По вселенной проходит поэт свою предназначенную дорогу, пока не кончится дробление, разрозненность, пока он не вольется в святой океан, точно «река, что отхлынула к устью». Трудна эта дорога, тернистый путь отдельной личности, оторвавшейся от мирового единства. Душа человека – «опальная»; Адам – в опале; теперь он, изгнанный из Эдема, из храма, находится только «на паперти земной», и, прежде чем он первый оглашенный, вернется к изгнавшему Отцу, ему надо преодолеть все крутые земные ступени. Не только мифический герой, но и каждый человек – Сизиф: «жил, метался, опыт множил, в тишине, средь шума гроз, и в пустом гаданье дожил до седых волос». Приходится начинать сызнова, изнемогать, падать; но все-таки подъемлешь труд свой малый и, как свечу Страстного четверга или, по сравнению Балтрушайтиса, как вербную свечу, проносишь через мир свою трепетную жизнь. Углубленный смысл получают в устах нашего поэта знаменитые слова Архимеда – Noli tangere circulos meo! [1] Эти circuli. эти круги земные и есть наше жизненное дело: надо их дочертить, надо дослушать вещий звон колоколов, оберечь свое душевное достояние от всяких нападений и падений.

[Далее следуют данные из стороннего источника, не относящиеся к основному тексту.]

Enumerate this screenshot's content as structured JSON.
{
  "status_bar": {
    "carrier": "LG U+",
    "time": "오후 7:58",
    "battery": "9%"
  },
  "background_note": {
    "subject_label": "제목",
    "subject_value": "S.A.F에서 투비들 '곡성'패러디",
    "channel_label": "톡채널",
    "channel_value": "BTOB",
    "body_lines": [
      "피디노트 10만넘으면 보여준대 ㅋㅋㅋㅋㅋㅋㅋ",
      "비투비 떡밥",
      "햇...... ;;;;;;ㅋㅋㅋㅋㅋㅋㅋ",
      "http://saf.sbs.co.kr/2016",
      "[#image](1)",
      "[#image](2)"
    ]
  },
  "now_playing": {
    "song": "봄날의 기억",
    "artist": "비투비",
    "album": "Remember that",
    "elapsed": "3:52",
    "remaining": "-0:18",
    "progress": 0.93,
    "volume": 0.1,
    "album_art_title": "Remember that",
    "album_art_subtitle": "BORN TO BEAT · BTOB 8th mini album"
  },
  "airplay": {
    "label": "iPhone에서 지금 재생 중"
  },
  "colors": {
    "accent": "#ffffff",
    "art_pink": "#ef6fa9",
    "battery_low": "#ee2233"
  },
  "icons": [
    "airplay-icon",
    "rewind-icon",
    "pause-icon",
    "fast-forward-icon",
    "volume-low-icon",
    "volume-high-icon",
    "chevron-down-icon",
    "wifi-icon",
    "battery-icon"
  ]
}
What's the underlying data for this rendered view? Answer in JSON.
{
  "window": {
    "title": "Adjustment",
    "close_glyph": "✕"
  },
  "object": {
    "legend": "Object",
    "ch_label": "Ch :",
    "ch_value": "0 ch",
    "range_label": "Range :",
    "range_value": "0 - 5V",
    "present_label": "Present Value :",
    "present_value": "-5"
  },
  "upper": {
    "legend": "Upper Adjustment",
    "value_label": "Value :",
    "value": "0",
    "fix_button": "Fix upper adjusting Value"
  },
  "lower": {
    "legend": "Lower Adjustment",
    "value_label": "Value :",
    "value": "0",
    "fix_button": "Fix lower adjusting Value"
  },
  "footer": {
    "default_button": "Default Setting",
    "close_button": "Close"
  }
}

Недаром помянуты здесь геометрические фигуры: есть у Балтрушайтиса мысль о том, что, когда странник приближается к концу своих дорог, он видит пред собою «скал решенные отвесы», и здесь уже, у этой грани, «все в мире ясно, понято, раскрыто; земля и небо – формула, скелет, в котором все исчислено и слито, и прежнего обмана больше нет». Не значит ли это, что у последней черты исчезают обманы природы, вся ее чувственность и краски, и перед нами восстает рисунок мира, его геометрия, его чертеж и схема? Где были картины, там остался только именно рисунок, разрез мироздания; и все определенные живые величины, все качественности бытия заменились бескровными алгебраическими знаками. Слова онемели и распались на мертвые буквы; зато – «все ясно, понято, раскрыто», и Эвклидов ум может найти свое удовлетворение.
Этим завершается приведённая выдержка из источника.